人造膜结合蛋白（AMBP）具有影响收养细胞疗法疗效的潜力，因为引入外源蛋白来为治疗细胞提供额外的功能可能对现场定向的组织修复具有很高的优势。该方法集中在模块化双功能增压蛋白聚合物表面活性剂复合物的合理设计上，该复合物自发地插入干细胞的质膜中，以赋予氧气递送和趋化性归纳性能。这可以解决细胞疗法中的许多挑战，包括缺乏可行的细胞植入，从而导致功能积分有限。几项细胞疗法研究表明，干细胞的静脉内或动脉内输注会导致组织下沉（例如肺和脾脏）积累。这些非目标效应降低了全身传递的效率，并增加了产生致命微栓塞的可能性。因此，该研究计划描述了一类新的双功能AMBP的合理设计，其反应性氧气和化学的归巢特性将有助于克服这些局限性，并在疾病的细胞疗法中具有深远的影响，对疾病的细胞疗法和再生医学的细胞疗法。新的方法可以限制对共价细胞化学的范围，并且可以使用柔韧性的范围，并且可以使用一种范围的范围。潜在的任何细胞类型。 PI率先使用的AMBP方法涉及AMBP的合理设计，分为两个关键步骤：（i）增压AMBP锚以将聚合物表面活性剂链静电嫁接放大到膜锚上的阳离子位置。所得的聚合物表面活性剂电晕允许系统调节细胞膜亲和力，以促进AMBP自发插入细胞膜，同时保留细胞结合蛋白的天然功能。 PI已成功将此方法应用于氧结合蛋白肌红蛋白，以及融合到细菌粘附蛋白基序CSHA的纤连蛋白结合结构域的增压绿色荧光蛋白。在这里，AMBP迅速插入成人骨row的膜中，衍生出HMSC，并提供了反应性的氧气递送或趋化的干细胞归巢于心脏组织。该研究计划强烈（但不是排他性的）专注于为心脏干细胞疗法开发AMBP，因为心血管疾病（CVD）是全球死亡的主要原因（2021年世界卫生组织估计为1790万死亡P.A.）。
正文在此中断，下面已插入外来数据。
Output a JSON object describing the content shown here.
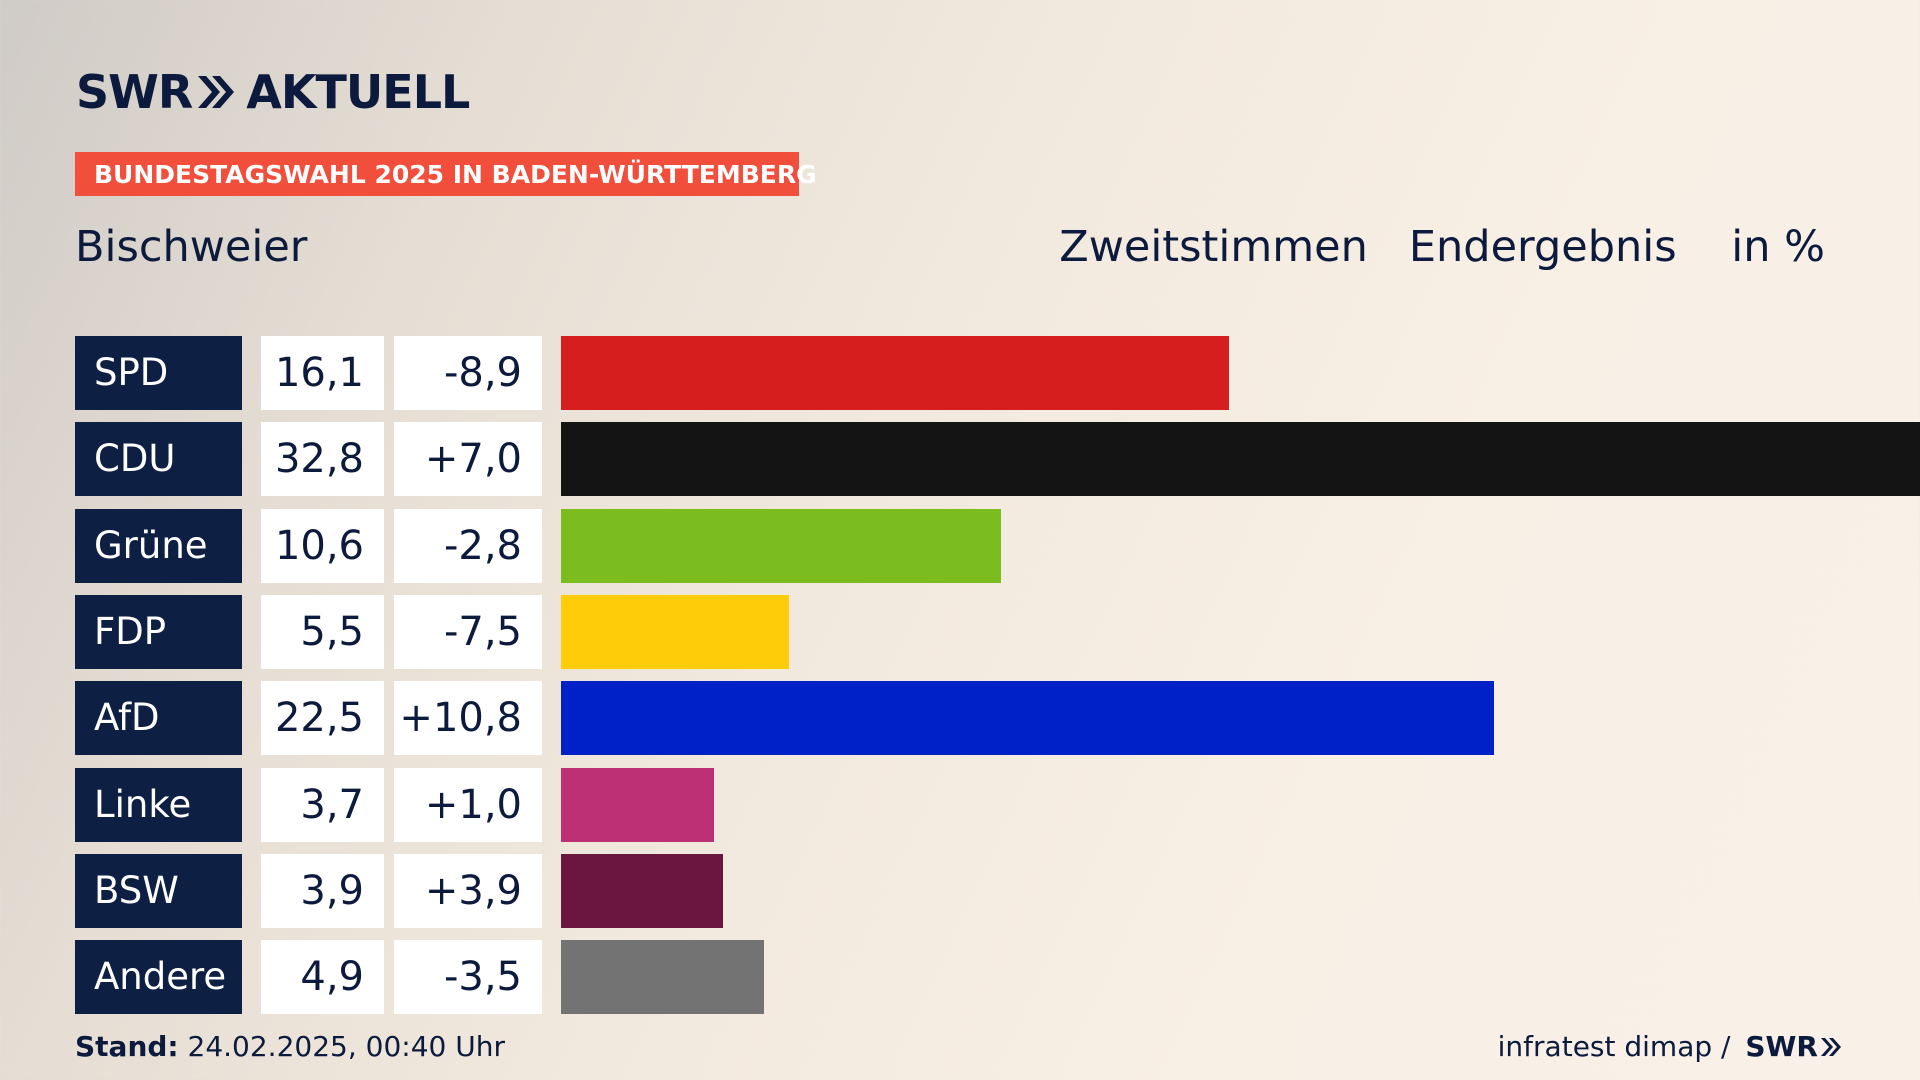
{
  "brand": {
    "logo_left": "SWR",
    "logo_right": "AKTUELL",
    "footer_brand": "SWR"
  },
  "banner": "BUNDESTAGSWAHL 2025 IN BADEN-WÜRTTEMBERG",
  "header": {
    "place": "Bischweier",
    "right": "Zweitstimmen   Endergebnis    in %"
  },
  "footer": {
    "stand_label": "Stand:",
    "stand_value": " 24.02.2025, 00:40 Uhr",
    "source": "infratest dimap / "
  },
  "colors": {
    "navy": "#0e1f44",
    "banner": "#f24e3c"
  },
  "chart_data": {
    "type": "bar",
    "orientation": "horizontal",
    "unit": "in %",
    "categories": [
      "SPD",
      "CDU",
      "Grüne",
      "FDP",
      "AfD",
      "Linke",
      "BSW",
      "Andere"
    ],
    "series": [
      {
        "values": [
          16.1,
          32.8,
          10.6,
          5.5,
          22.5,
          3.7,
          3.9,
          4.9
        ]
      }
    ],
    "value_labels": [
      "16,1",
      "32,8",
      "10,6",
      "5,5",
      "22,5",
      "3,7",
      "3,9",
      "4,9"
    ],
    "change_labels": [
      "-8,9",
      "+7,0",
      "-2,8",
      "-7,5",
      "+10,8",
      "+1,0",
      "+3,9",
      "-3,5"
    ],
    "changes": [
      -8.9,
      7.0,
      -2.8,
      -7.5,
      10.8,
      1.0,
      3.9,
      -3.5
    ],
    "bar_colors": [
      "#d71e1e",
      "#141414",
      "#7bbd1e",
      "#ffcc09",
      "#0021c8",
      "#bd3075",
      "#6b1640",
      "#737373"
    ],
    "xlim": [
      0,
      32.8
    ]
  }
}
在这里，概念上的进步集中在开发人性化的双功能AMBP嵌合体上，该双功能可以通过增压肌红蛋白锚模块（以提高体内缺氧的细胞活力）融合到一个模块中，该模块可响应地将氧气递送到细胞上，并提供了可提供心脏外部心外基质矩阵靶向的模块。 Accordingly, the ability to display multiple copies of these AMBPs, which can deliver oxygen and have been evolutionarily optimised to recognise and bind specific molecular targets in the cardiac endothelium, has the potential to advance cardiac cell therapy.The AMBP platform is likely to have clinical impact beyond cell therapies for CVD, as it could be readily applied to other cell types and vesicles (e.g., monocytes, natural killer cells, exosomes, or脂质纳米颗粒）并涉及其他归巢蛋白或肽的分子（例如整联蛋白，纳米词或其他细菌粘附素）。该研究计划描述了一种科学方法，该方法结合了内部技术，用于生物物理学，合成生物学和再生医学，以及大型设施可用的尖端技术。由于该计划中有强烈的医疗重点，因此申请人聘请了临床科学家和工业伙伴来协助医疗翻译。

项目成果

Technological advances in the use of viral and non-viral vectors for delivering genetic and non-genetic cargos for cancer therapy.

• DOI: 10.1007/s13346-023-01362-3
• 发表时间: 2023-11
• 期刊: DRUG DELIVERY AND TRANSLATIONAL RESEARCH
• 影响因子: 5.4
• 作者: Dogbey, Dennis Makafui;Torres, Valeria Esperanza Sandoval;Fajemisin, Emmanuel;Mpondo, Liyabona;Ngwenya, Takunda;Akinrinmade, Olusiji Alex;Perriman, Adam W.;Barth, Stefan
• 通讯作者: Barth, Stefan

Modular Bioorthogonal Lipid Nanoparticle Modification Platforms for Cardiac Homing.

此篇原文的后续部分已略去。